Most of the year the hedges and plants in our garden are a bountiful haven for birds. Even I was foraging and collecting fruit from them. It’s also rather amazing listening to the variety of bird songs in our garden and then seeing a flutter of wings as they move from one shrub to another.
But it’s a new season. It’s winter bird feeding time. There’s no more fruit and plants are dying.
The cold winter weather means that there could be a shortage of food for the sparrows, coal tits, blue tits and other birds that gather in our garden. A recent post by Gemma Garner reminded me that it was time for us to provide them with some nourishing treats to help them through the winter months.
The nectar in our our Mahonia x media charity is not enough.
However I wanted my children to be aware and feel involved with feeding the birds in our garden this winter. In our last home they’d experienced how building a bird feeder table brought our feather friends flocking.

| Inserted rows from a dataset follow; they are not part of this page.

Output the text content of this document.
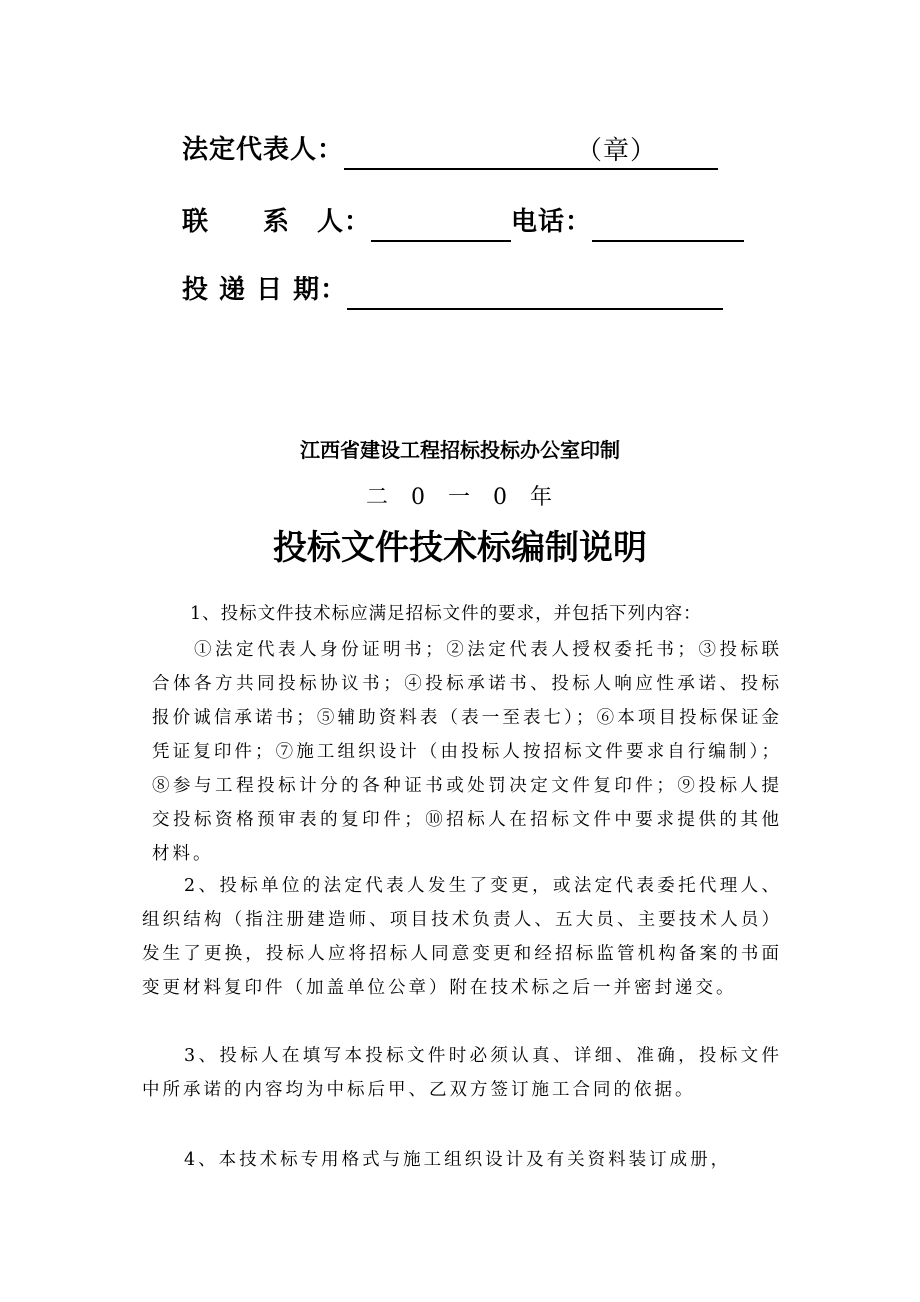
法定代表人：	（章）
联　　系　人：	电话：
投 递 日 期：
江西省建设工程招标投标办公室印制
二 0 一 0 年
投标文件技术标编制说明

1、投标文件技术标应满足招标文件的要求，并包括下列内容：

①法定代表人身份证明书；②法定代表人授权委托书；③投标联合体各方共同投标协议书；④投标承诺书、投标人响应性承诺、投标报价诚信承诺书；⑤辅助资料表（表一至表七）；⑥本项目投标保证金凭证复印件；⑦施工组织设计（由投标人按招标文件要求自行编制）；⑧参与工程投标计分的各种证书或处罚决定文件复印件；⑨投标人提交投标资格预审表的复印件；⑩招标人在招标文件中要求提供的其他材料。

2、投标单位的法定代表人发生了变更，或法定代表委托代理人、组织结构（指注册建造师、项目技术负责人、五大员、主要技术人员）发生了更换，投标人应将招标人同意变更和经招标监管机构备案的书面变更材料复印件（加盖单位公章）附在技术标之后一并密封递交。

3、投标人在填写本投标文件时必须认真、详细、准确，投标文件中所承诺的内容均为中标后甲、乙双方签订施工合同的依据。

4、本技术标专用格式与施工组织设计及有关资料装订成册，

I bought peanut butter made especially for birds. My kids gasped when they saw it and announced that I better never serve it to them at breakfast! It has no salt and is filled with insects. (Available on UK Amazon Flutter Butter Triple Pack (Mixed) ).
– They covered cones we’d collected in the woods with the bird peanut butter and then rolled them in seeds. The same was done with a toilet roll. I made sure we tied strings to the cones before covering them with the bird treats.

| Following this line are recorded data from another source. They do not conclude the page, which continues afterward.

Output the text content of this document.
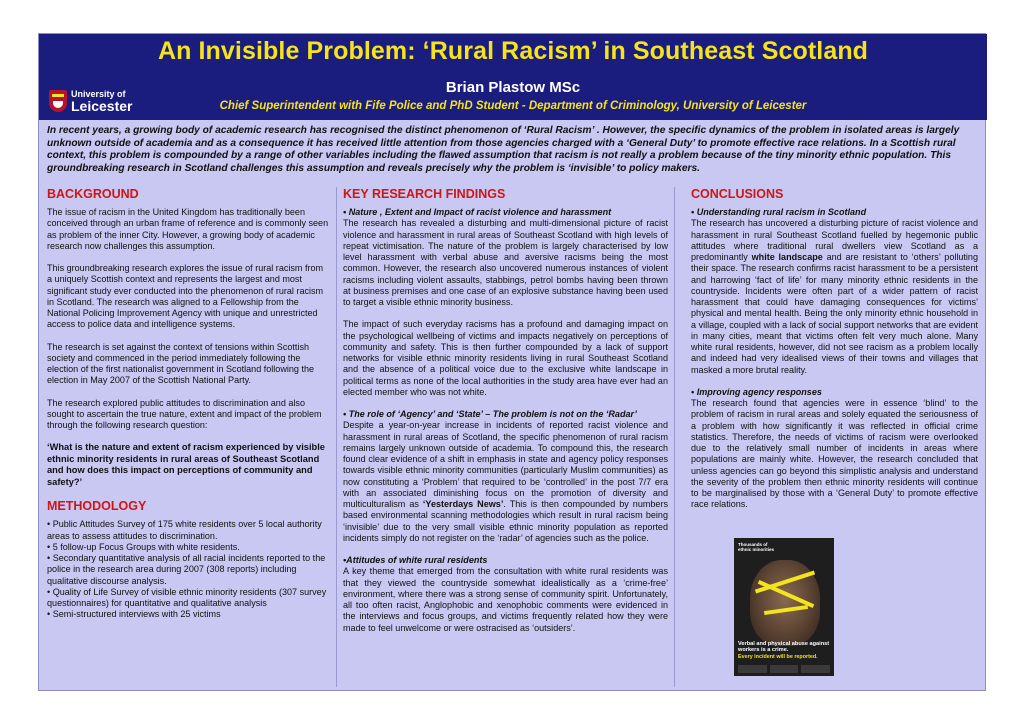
An Invisible Problem: ‘Rural Racism’ in Southeast Scotland
Brian Plastow MSc
Chief Superintendent with Fife Police and PhD Student - Department of Criminology, University of Leicester
University of
Leicester
In recent years, a growing body of academic research has recognised the distinct phenomenon of ‘Rural Racism’ . However, the specific dynamics of the problem in isolated areas is largely unknown outside of academia and as a consequence it has received little attention from those agencies charged with a ‘General Duty’ to promote effective race relations. In a Scottish rural context, this problem is compounded by a range of other variables including the flawed assumption that racism is not really a problem because of the tiny minority ethnic population. This groundbreaking research in Scotland challenges this assumption and reveals precisely why the problem is ‘invisible’ to policy makers.
BACKGROUND

The issue of racism in the United Kingdom has traditionally been conceived through an urban frame of reference and is commonly seen as problem of the inner City. However, a growing body of academic research now challenges this assumption.

This groundbreaking research explores the issue of rural racism from a uniquely Scottish context and represents the largest and most significant study ever conducted into the phenomenon of rural racism in Scotland. The research was aligned to a Fellowship from the National Policing Improvement Agency with unique and unrestricted access to police data and intelligence systems.

The research is set against the context of tensions within Scottish society and commenced in the period immediately following the election of the first nationalist government in Scotland following the election in May 2007 of the Scottish National Party.

The research explored public attitudes to discrimination and also sought to ascertain the true nature, extent and impact of the problem through the following research question:

‘What is the nature and extent of racism experienced by visible ethnic minority residents in rural areas of Southeast Scotland and how does this impact on perceptions of community and safety?’

METHODOLOGY
• Public Attitudes Survey of 175 white residents over 5 local authority areas to assess attitudes to discrimination.
• 5 follow-up Focus Groups with white residents.
• Secondary quantitative analysis of all racial incidents reported to the police in the research area during 2007 (308 reports) including qualitative discourse analysis.
• Quality of Life Survey of visible ethnic minority residents (307 survey questionnaires) for quantitative and qualitative analysis
• Semi-structured interviews with 25 victims
KEY RESEARCH FINDINGS

• Nature , Extent and Impact of racist violence and harassment

The research has revealed a disturbing and multi-dimensional picture of racist violence and harassment in rural areas of Southeast Scotland with high levels of repeat victimisation. The nature of the problem is largely characterised by low level harassment with verbal abuse and aversive racisms being the most common. However, the research also uncovered numerous instances of violent racisms including violent assaults, stabbings, petrol bombs having been thrown at business premises and one case of an explosive substance having been used to target a visible ethnic minority business.

The impact of such everyday racisms has a profound and damaging impact on the psychological wellbeing of victims and impacts negatively on perceptions of community and safety. This is then further compounded by a lack of support networks for visible ethnic minority residents living in rural Southeast Scotland and the absence of a political voice due to the exclusive white landscape in political terms as none of the local authorities in the study area have ever had an elected member who was not white.

• The role of ‘Agency’ and ‘State’ – The problem is not on the ‘Radar’

Despite a year-on-year increase in incidents of reported racist violence and harassment in rural areas of Scotland, the specific phenomenon of rural racism remains largely unknown outside of academia. To compound this, the research found clear evidence of a shift in emphasis in state and agency policy responses towards visible ethnic minority communities (particularly Muslim communities) as now constituting a ‘Problem’ that required to be ‘controlled’ in the post 7/7 era with an associated diminishing focus on the promotion of diversity and multiculturalism as ‘Yesterdays News’. This is then compounded by numbers based environmental scanning methodologies which result in rural racism being ‘invisible’ due to the very small visible ethnic minority population as reported incidents simply do not register on the ‘radar’ of agencies such as the police.

•Attitudes of white rural residents

A key theme that emerged from the consultation with white rural residents was that they viewed the countryside somewhat idealistically as a ‘crime-free’ environment, where there was a strong sense of community spirit. Unfortunately, all too often racist, Anglophobic and xenophobic comments were evidenced in the interviews and focus groups, and victims frequently related how they were made to feel unwelcome or were ostracised as ‘outsiders’.

CONCLUSIONS

• Understanding rural racism in Scotland

The research has uncovered a disturbing picture of racist violence and harassment in rural Southeast Scotland fuelled by hegemonic public attitudes where traditional rural dwellers view Scotland as a predominantly white landscape and are resistant to ‘others’ polluting their space. The research confirms racist harassment to be a persistent and harrowing ‘fact of life’ for many minority ethnic residents in the countryside. Incidents were often part of a wider pattern of racist harassment that could have damaging consequences for victims’ physical and mental health. Being the only minority ethnic household in a village, coupled with a lack of social support networks that are evident in many cities, meant that victims often felt very much alone. Many white rural residents, however, did not see racism as a problem locally and indeed had very idealised views of their towns and villages that masked a more brutal reality.

• Improving agency responses

The research found that agencies were in essence ‘blind’ to the problem of racism in rural areas and solely equated the seriousness of a problem with how significantly it was reflected in official crime statistics. Therefore, the needs of victims of racism were overlooked due to the relatively small number of incidents in areas where populations are mainly white. However, the research concluded that unless agencies can go beyond this simplistic analysis and understand the severity of the problem then ethnic minority residents will continue to be marginalised by those with a ‘General Duty’ to promote effective race relations.

Thousands of ethnic minorities
Verbal and physical abuse against workers is a crime.
Every incident will be reported.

I also bought fat balls and coconuts filled with bird suet and seeds. Another empty coconut was filled with bird feed as well as meal worm cakes for our resident robin.
The first day no birds showed up. Not surprising as there was a wind storm. As soon as the wind retreated they arrived. And keep arriving.
We’re a family member of RSPB – the Royal Society of Protection of Birds – as I feel it’s important for my children to learn about nature. They’re also a great source of information on how to feed birds, when to feed wild birds and what food to provide. You can find the RSPB’s advice on feeding birds here.
Update: Here’s the toilet roll bird feeder made by my kids hooked on a shrub branch. Just two days later every seed and morsel of peanut butter finished! Clearly very popular with the wild birds. We’ll need to make new ones regularly!
Even if there’s snow and freezing temperature this winter, I’ll still be able to listen to bird song and watch them fly and rest in our garden because we’ll keep feeding them through the cold winter months.
Some great ideas Kriss. I’ll have to make some pinecones for our garden. We’re short on places to hang an extra feeder; these could be a good solution.
I already have to put some new pine cones up as ours have been eaten clean!
We always have an ongoing problem feeding the birds – namely Saari and the cats. Saari is so tall she managed to jump up and pull our birds table over and the cats tend to prowl in the trees where I have hung fat balls. I really need to get my thinking cap on and find a pet-proof way to feed our feathered friends. Any suggestions? #AnimalTales
We have no cats to worry about but my only suggestion is one of the feeder poles where you can hang the feeders up high and the poles are too difficult for cats to climb.
im struggling to find bird food here such as fat balls, so i bought seeds and peanut butter but there aren’t any pine cones here i can use, love the idea about the toilet rolls, will do that instead and good tip about putting them on string first
Great to see the birds around your home will be well looked after this winter!
Thank you Adam. There are so many birds where we live so I feel it is important they are taken care of during the winter months.